I have just started taping some live shows my set-up works well, but I am having some trouble learning to use my cubase software, I just can't seem to be able to figure out how to set my recordings up into different tracks to burn to disc. I am using a sony pcm-m1 dat to record. I have been recording to cubase all as 1 track(is this correct?) All I want to do is make a multiple track disc that sounds clean at the track changes!!!!!! PLEASE HELP!!!!!!!:/
fatcityjunkie
2
New AFfiliate
Member 19 years ago
2Posted on 10/03/2005 at 15:14:46
Thank you both very much, I have been beating my head on my keyboard ready to trash my software. When I purchased cubase I told the guy "look I really want to just cut songs" he was like yeah this is what yu want. UUUGGGGHHH the people at these stores suck. Yes when I said track i mean break a long file into songs. As i said I am green as far as this astuff goes. Thanks again for the help.
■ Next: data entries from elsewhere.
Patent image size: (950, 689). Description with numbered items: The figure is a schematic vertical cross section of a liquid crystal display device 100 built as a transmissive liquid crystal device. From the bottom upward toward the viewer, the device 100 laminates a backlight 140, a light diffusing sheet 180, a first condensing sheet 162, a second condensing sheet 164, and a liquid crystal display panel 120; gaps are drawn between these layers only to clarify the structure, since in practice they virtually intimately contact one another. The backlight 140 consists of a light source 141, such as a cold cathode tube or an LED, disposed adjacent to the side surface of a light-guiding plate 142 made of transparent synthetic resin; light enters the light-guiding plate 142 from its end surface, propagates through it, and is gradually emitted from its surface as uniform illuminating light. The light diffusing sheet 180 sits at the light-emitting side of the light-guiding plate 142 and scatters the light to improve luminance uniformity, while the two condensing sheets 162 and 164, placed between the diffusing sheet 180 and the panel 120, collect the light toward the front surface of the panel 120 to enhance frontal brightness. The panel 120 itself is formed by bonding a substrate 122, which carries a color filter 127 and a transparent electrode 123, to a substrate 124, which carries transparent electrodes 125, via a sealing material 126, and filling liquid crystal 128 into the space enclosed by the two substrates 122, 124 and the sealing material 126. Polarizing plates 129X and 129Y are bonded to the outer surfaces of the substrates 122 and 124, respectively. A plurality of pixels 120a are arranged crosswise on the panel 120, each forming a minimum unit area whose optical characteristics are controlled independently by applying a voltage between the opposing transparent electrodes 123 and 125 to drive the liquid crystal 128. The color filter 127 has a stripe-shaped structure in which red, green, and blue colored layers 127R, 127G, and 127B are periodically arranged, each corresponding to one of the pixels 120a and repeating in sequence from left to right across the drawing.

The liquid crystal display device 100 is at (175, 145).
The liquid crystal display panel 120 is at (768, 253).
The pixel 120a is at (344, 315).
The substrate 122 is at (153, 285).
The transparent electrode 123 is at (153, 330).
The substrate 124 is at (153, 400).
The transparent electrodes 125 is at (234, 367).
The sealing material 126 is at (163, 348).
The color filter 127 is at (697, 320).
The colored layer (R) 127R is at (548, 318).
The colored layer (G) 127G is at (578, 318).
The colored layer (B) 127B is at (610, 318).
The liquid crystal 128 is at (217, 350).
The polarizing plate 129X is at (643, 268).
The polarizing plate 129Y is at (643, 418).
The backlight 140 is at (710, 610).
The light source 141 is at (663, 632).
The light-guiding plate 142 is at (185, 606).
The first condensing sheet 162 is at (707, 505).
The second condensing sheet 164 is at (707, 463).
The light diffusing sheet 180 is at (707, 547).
Cubase is merely an audio/midi sequencing software just like Cakewalk, and as such, doesn't have all the editing features necessary for manipulating a long wave file. While Axeman is correct that you can export sections of the file as separate songfiles, you will still have to arrange them, maybe edit some noise, then set track start and end times and track pauses. Cubase doesn't have that ability and the ability to burn to cd.
Nero and some burning software have wav editors and some fx built in, as well as the ability to set track start times and pauses between tracks. Editing features in these cd burning software are limited, IMO.
Personally, I find audio editing software to be the best solution. Adobe Audition, Sound Forge w/ CD Architect, and Wavelab (even Samplitude) all have the necessary tools to manipulate a large wav file and break it up into individual tracks. All have the ability to clean up and edit the tracks when necessary. And all have the ability to burn to red book audio cd standards.
I'm confused- what do you mean by "track"? Are you saying that you want to be able to break music up into seperate instrument tracks (guitar, bass, drums, vocals)? If so, the answer is that you can't with the Sony Dat recorder- I'm not even sure that the Dat records in stereo (which would be two tracks at best).
If by "tracks", you mean splitting a long performance into seperate songs, that shouldn't be too hard. I don't know Cubase (I'm a Cakewalk guy), but in general it shoud go like this:
Dump your long performance as a single continuous track, find the start time of the song you want, make that the "from" time, find the stop time of the song, make that the "to" time. Select everything between "from" and "to", the export that as a wave file, name it and save it. Do that with each song, then use your CD burning software to make an audio CD of all the tracks.